Reprezentacja odniosła drugie zwycięstwo za kadencji Portugalczyka. Jest satysfakcja, bo Polacy wykonali zadanie i choć na oczach 38 tys. widzów przez godzinę oddali na bramkę 69. drużyny Rankingu FIFA tylko trzy strzały, to wszystkie kończyły się golami. Najważniejszą postacią na boisku znów był kapitan Robert Lewandowski.
Pierwszą bramkę Polacy zdobyli błyskawicznie. Jakub Moder w 12. minucie dośrodkował z rzutu wolnego w pole karne, gdzie do pracy zabrali się weterani. 87-krotny reprezentant kraju Kamil Glik zgrał piłkę głową, a tuż przed bramką dopadł do niej grający 123. mecz w barwach drużyny narodowej Lewandowski. Musiał trafić.

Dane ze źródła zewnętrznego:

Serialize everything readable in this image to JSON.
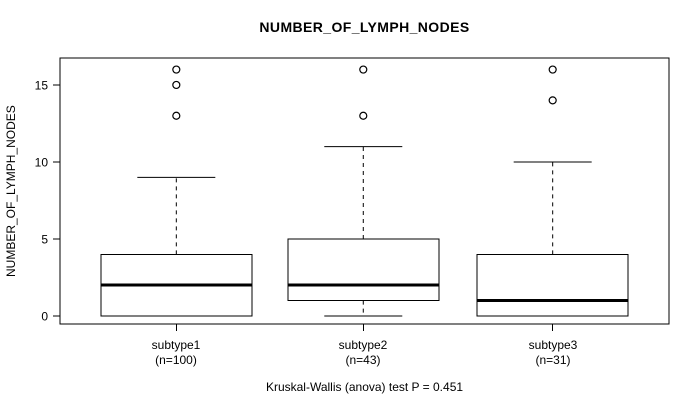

Radość kapitana reprezentacji Polski Roberta Lewandowskiego po strzeleniu gola w meczu z Albanią
Polacy wcześniej nie przeprowadzili żadnej składnej akcji, nie oddali strzału. Nasi zawodnicy rozgrywali piłkę, ale w momentach przyspieszenia brakowało im dokładności, a rywale grali ostro. Wystarczyło 10 minut, żeby włoski sędzia Maurizio Mariani pokazał im trzy żółte kartki. Ta ostatnia, dla Elseida Hysaja, przyniosła rzut wolny, który skończył się pierwszą bramką.
Składnej akcji ani celnego strzału nie było ze strony Polaków też po golu, kwadrans później znów przeżyliśmy za to koszmar petersburskiej nocy. Kamil Glik zaspał przy podaniu Klausa Gjasuli, Jan Bednarek nie upilnował Sokola Cikalleshiego, a Wojciech Szczęsny przepuścił strzał z ostrego kąta w długi róg. Wszystkie grzechy Euro 2020 w jednej akcji.